I decided to write this post because I had an idea for a book. It is a huge idea. And idea of such mammoth proportions that even Dakota had a moment of hesitation. It is outside of my comfort zone. But after that split second of trepidation, Dakota squared her shoulders and dug in. There is no such thing as "outside" her comfort zone. She is comfortable wherever she is. She can take any idea and make it work. She thanked me for the idea and started writing. As if she had been waiting to write this story since I invoked her. Dakota is a dynamo.

Fear? Who said anything about fear?

XoXoXo
Dakota

8 comments:

Carol Lynne said...

Great post, Dakota. I have all the same fears. I have a book that I started a year ago and I still haven't finished it. I keep telling myself that I'm not ready, not good enough yet to write it. So I bring it out every so often and put the knowledge I've gained into it. The cycle keeps repeating itself. I think I've figured out that I'll continue to learn every day. If I don't pull up my big-girl panties and finish the book, I never will.

And you're right. Dakota Rebel is a fantastic name to stand behind. The name is ballsy. No one would dare mess with a woman with a name like that.

-Carol Lynne

Brynn Paulin said...

Wow, you hit that one right on the head. I have more fear than I want to deal with most of the time. Same as you, I pull out my alter-ego and say 'let's do it'.

Nice post. :-)

Molly Daniels said...

Hahaha...my original pen name was so if my book was a flop, then no one would know it was me! But of course, that was the fantasy that it would soar to the top w/o any other help from me, LOL!

Now I proudly blab my pen name and books wherever I go:)

And I too have a book I'm somewhat afraid to finish, because of the controversial nature of it. Maybe when I'm in my 80's and don't care anymore...

Bronwyn's Blog said...

Great post, D. I need to figure out some sort of fear management technique. The rocking in a corner is really wearing on my family's nerves... ;)

barbara huffert said...

Hmm, interesting. My problem is that I fear success more than anything else. That's why I haven't finished that one particular book. What do I do about that one, D?

Lisabet Sarai said...

Right on, Dakota! I've been finding it really hard to turn the critic off, lately, while I'm writing. Basically, I just have to ignore her. Write through the fear.

How many of us would have believed, before it happened, that we could really write and publish a book?

Thanks for expressing what so many of us feel.

lyntaylor said...

Another fantastic blog D! I had to giggle at the thought of you quivering in the corner LOL! And I can just see Madam Dakota bursting past with elbows flapping 'Move it or lose it sister! If you don't do it, I will!' LOL!

Dakota Rebel said...

Thank you everyone. I was a little afraid (ha ha) that this post would offend all of you successful, brave writers out there. But I am glad to see I am not the only one terrified.
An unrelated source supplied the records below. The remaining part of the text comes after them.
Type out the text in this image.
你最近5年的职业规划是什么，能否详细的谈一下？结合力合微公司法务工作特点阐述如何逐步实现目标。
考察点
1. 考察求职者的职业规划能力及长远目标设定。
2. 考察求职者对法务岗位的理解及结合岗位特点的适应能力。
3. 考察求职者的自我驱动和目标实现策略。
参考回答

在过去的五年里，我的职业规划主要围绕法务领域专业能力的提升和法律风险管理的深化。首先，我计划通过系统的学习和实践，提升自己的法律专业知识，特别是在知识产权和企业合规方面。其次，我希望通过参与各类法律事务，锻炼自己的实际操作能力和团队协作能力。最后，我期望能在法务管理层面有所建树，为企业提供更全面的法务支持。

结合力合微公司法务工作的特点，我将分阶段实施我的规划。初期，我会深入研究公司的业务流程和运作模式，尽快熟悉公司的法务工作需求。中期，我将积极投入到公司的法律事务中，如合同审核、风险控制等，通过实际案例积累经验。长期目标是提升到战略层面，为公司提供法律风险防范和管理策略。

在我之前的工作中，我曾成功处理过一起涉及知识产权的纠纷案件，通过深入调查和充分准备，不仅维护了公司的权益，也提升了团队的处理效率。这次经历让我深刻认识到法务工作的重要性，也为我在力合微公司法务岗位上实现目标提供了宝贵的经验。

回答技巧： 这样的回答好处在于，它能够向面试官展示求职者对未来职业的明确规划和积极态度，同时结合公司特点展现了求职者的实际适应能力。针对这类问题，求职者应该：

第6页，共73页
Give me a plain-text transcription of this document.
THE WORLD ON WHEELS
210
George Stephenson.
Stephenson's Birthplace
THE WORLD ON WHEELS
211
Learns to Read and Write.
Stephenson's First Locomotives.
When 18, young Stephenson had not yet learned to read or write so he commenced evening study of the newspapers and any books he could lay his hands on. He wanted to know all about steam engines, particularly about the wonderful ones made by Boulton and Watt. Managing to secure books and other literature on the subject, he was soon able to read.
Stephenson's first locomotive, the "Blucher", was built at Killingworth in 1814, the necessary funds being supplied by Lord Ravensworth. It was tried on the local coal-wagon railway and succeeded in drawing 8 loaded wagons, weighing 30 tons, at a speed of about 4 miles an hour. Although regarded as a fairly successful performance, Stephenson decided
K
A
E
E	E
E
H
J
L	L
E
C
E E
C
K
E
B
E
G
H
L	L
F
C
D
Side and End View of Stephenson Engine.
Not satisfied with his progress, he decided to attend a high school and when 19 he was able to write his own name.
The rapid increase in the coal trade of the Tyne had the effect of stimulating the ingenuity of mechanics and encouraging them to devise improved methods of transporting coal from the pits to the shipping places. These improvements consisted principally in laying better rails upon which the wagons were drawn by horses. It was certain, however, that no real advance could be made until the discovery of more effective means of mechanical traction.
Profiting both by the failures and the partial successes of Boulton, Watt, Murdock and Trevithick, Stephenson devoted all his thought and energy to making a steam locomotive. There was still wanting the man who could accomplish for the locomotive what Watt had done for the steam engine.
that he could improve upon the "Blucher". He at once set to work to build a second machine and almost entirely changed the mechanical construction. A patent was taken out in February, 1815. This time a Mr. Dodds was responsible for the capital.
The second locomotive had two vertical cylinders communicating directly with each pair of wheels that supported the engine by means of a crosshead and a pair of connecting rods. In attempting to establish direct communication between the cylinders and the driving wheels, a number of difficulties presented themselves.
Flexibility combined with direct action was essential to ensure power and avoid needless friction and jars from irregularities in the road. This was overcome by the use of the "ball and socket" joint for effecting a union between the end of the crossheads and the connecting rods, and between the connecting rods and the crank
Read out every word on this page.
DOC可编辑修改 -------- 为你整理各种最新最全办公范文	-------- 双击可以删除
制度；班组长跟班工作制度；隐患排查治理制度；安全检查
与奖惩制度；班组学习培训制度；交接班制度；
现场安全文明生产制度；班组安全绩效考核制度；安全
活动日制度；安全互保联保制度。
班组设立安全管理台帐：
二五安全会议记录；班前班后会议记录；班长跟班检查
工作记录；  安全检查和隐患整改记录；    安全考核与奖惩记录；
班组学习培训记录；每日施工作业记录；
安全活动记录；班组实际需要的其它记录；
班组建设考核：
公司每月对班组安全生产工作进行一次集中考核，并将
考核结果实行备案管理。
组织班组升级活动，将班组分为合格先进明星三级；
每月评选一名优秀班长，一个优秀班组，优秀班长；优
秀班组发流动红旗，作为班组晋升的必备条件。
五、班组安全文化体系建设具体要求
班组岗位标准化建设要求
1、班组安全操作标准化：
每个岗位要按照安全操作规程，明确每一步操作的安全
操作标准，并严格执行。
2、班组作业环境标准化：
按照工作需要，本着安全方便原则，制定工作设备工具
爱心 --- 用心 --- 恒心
Barb - All you need to do is put a metal collander on your head (It MUST have handles to protect your ears), tie a pillowcase around your neck like a cape, grab your big girl panties in both hands and run around screaming "I'm famous I'm famous bow down to the fantastic writer" until you believe. Or the men with the nets come. Maybe you should stay inside while you do this, but it is still a great plan. I do this every Tuesday. I have it written in my day planner so I never forget. Do you want to borrow my pillowcase? It says DR, but maybe I can make you your very own BH one. Hugs!